If Bailey was Lieberman’s political rabbi, Lieberman, in turn, has been rabbi to a generation of New Democrat politicians, including Bill Clinton, who worked on Lieberman’s first Senate campaign, and Al Gore. For years, Lieberman has been chairman of the Democratic Leadership Council, the key think tank for New Democrats. Under Lieberman’s leadership, the DLC has played a key role in forging more conservative Democratic policies on crime, on privatization of Social Security and on NAFTA and other trade agreements. The Joe Lieberman who in the morning lauds the old power of the AFL-CIO in Hartford is in the afternoon back in Washington doing everything to strengthen the economic forces that make organized labor weaker.
What Gore understands — and hopes will translate nationally — is that Lieberman’s blend of suburban environmentalism and social conservatism has made him the top vote-grabber in modern Connecticut history. Lieberman typically runs ahead of all other Democrats on the ticket, pulling independent and Republican voters in large numbers.
The fact that he is Jewish helps in some quarters. So does his unctuous, occasionally self-deprecating demeanor. (A distinguished Jewish scholar tells of giving a speech, in Yiddish, at an event where Lieberman was on the podium.
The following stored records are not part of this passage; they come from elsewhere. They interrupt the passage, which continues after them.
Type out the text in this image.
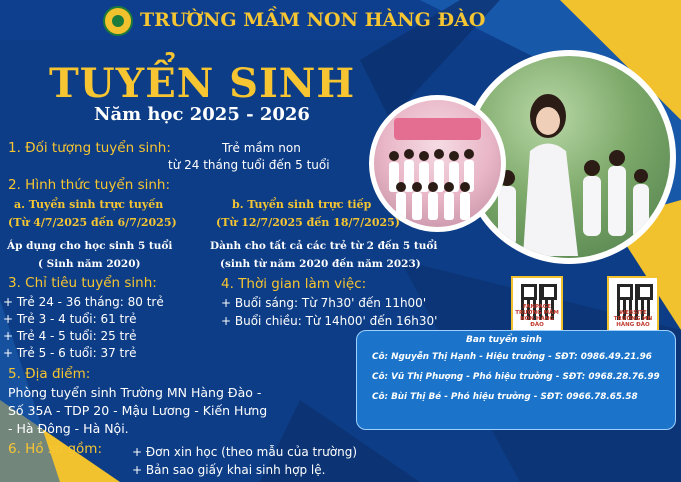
TRƯỜNG MẦM NON HÀNG ĐÀO
TUYỂN SINH
Năm học 2025 - 2026
1. Đối tượng tuyển sinh:	Trẻ mầm non
từ 24 tháng tuổi đến 5 tuổi
2. Hình thức tuyển sinh:
a. Tuyển sinh trực tuyến
(Từ 4/7/2025 đến 6/7/2025)
b. Tuyển sinh trực tiếp
(Từ 12/7/2025 đến 18/7/2025)
Áp dụng cho học sinh 5 tuổi
( Sinh năm 2020)
Dành cho tất cả các trẻ từ 2 đến 5 tuổi
(sinh từ năm 2020 đến năm 2023)
3. Chỉ tiêu tuyển sinh:
+ Trẻ 24 - 36 tháng: 80 trẻ
+ Trẻ 3 - 4 tuổi: 61 trẻ
+ Trẻ 4 - 5 tuổi: 25 trẻ
+ Trẻ 5 - 6 tuổi: 37 trẻ
4. Thời gian làm việc:
+ Buổi sáng: Từ 7h30' đến 11h00'
+ Buổi chiều: Từ 14h00' đến 16h30'
FANPAGE TRƯỜNG MẦM NON HÀNG ĐÀO
WEBSITE TRƯỜNG MN HÀNG ĐÀO
5. Địa điểm:
Phòng tuyển sinh Trường MN Hàng Đào -
Số 35A - TDP 20 - Mậu Lương - Kiến Hưng
- Hà Đông - Hà Nội.
6. Hồ sơ gồm:	+ Đơn xin học (theo mẫu của trường)
+ Bản sao giấy khai sinh hợp lệ.
Ban tuyển sinh
Cô: Nguyễn Thị Hạnh - Hiệu trưởng - SĐT: 0986.49.21.96
Cô: Vũ Thị Phượng - Phó hiệu trưởng - SĐT: 0968.28.76.99
Cô: Bùi Thị Bé - Phó hiệu trưởng - SĐT: 0966.78.65.58
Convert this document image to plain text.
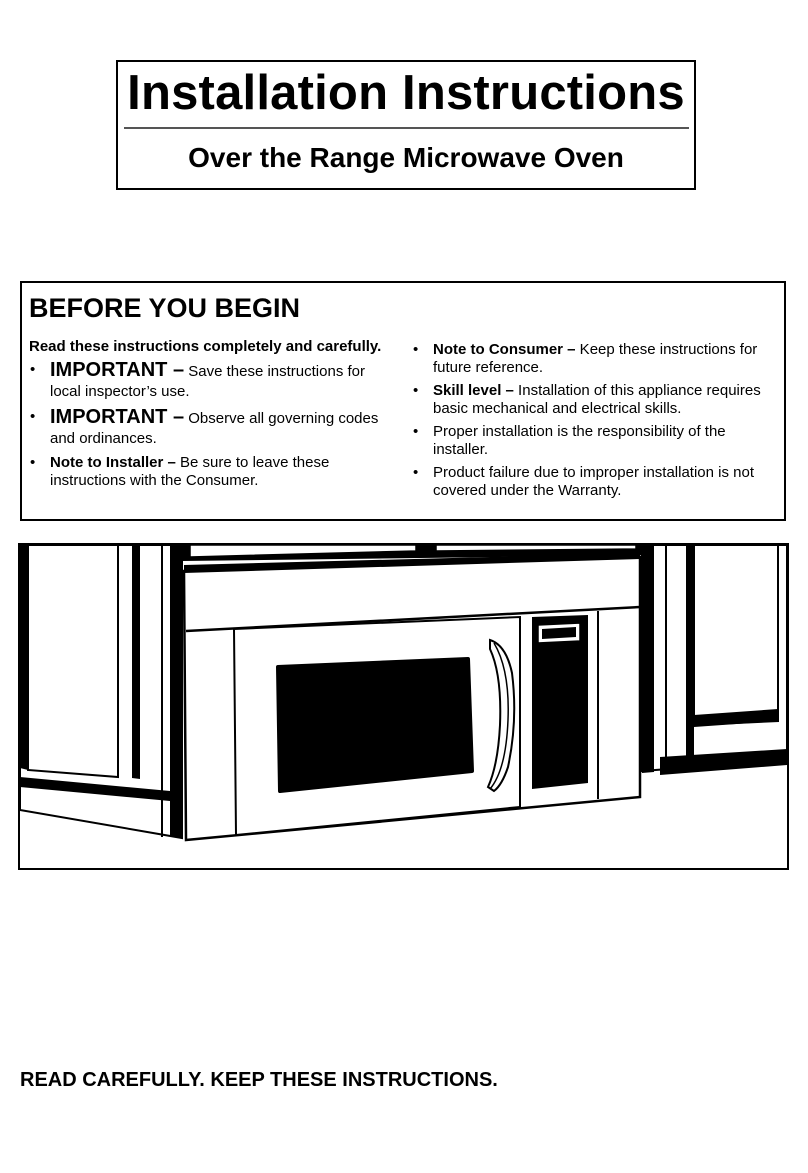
Installation Instructions
Over the Range Microwave Oven
BEFORE YOU BEGIN
Read these instructions completely and carefully.
• IMPORTANT – Save these instructions for local inspector’s use.
• IMPORTANT – Observe all governing codes and ordinances.
• Note to Installer – Be sure to leave these instructions with the Consumer.
• Note to Consumer – Keep these instructions for future reference.
• Skill level – Installation of this appliance requires basic mechanical and electrical skills.
• Proper installation is the responsibility of the installer.
• Product failure due to improper installation is not covered under the Warranty.
READ CAREFULLY. KEEP THESE INSTRUCTIONS.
Afterward, Lieberman congratulated the scholar for the fine speech. “I didn’t know you speak Yiddish,” the scholar said. Lieberman admitted he didn’t — but thought it was a fine speech anyway.)
But what counts more than anything is an ability to curry favor with seemingly contradictory constituencies all at the same time, maintaining his voting record on labor and reproductive rights even while doing more than any other national figure to pull the Democratic Party rightward.
Gore’s choice of Lieberman proves several things. First, it suggests that Ralph Nader’s Green Party challenge is not pressuring Gore to turn left: Either Gore is taking liberals’ votes for granted or he’s written Nader voters off altogether.(Connecticut liberals have resented Lieberman for years but been been powerless to stop his juggernaut at the polls. For liberals generally, a Gore-Lieberman ticket is a decidedly mixed blessing. On the one hand it shows just how far to the right Gore is willing to play. On the other, it gets Lieberman out of the Senate and out of consideration for the Supreme Court.)
It also shows tensions between the Gore campaign and Democrats in Congress; a Gore-Lieberman victory would give Connecticut Republican Gov. John Rowland a chance to name Lieberman’s successor, weakening the effort to forge a Democratic majority in Congress.
Far from being schizophrenic, the two Joe Liebermans represent a carefully calculated political persona, which is at the core of Al Gore’s own New Democrat faith. Yet it also suggests that the Gore campaign may have missed a key lesson of the still-resonating impeachment of President Clinton: When push comes to shove, Americans will choose a rake over a sermonizer, and secular realism over sanctimonious morality. The short-term strategy in choosing Lieberman may be to anchor the ticket and convey maturity against the callow Bush and hotheaded Dick Cheney. But for some voters, will Gore-Lieberman prove too pious a pill?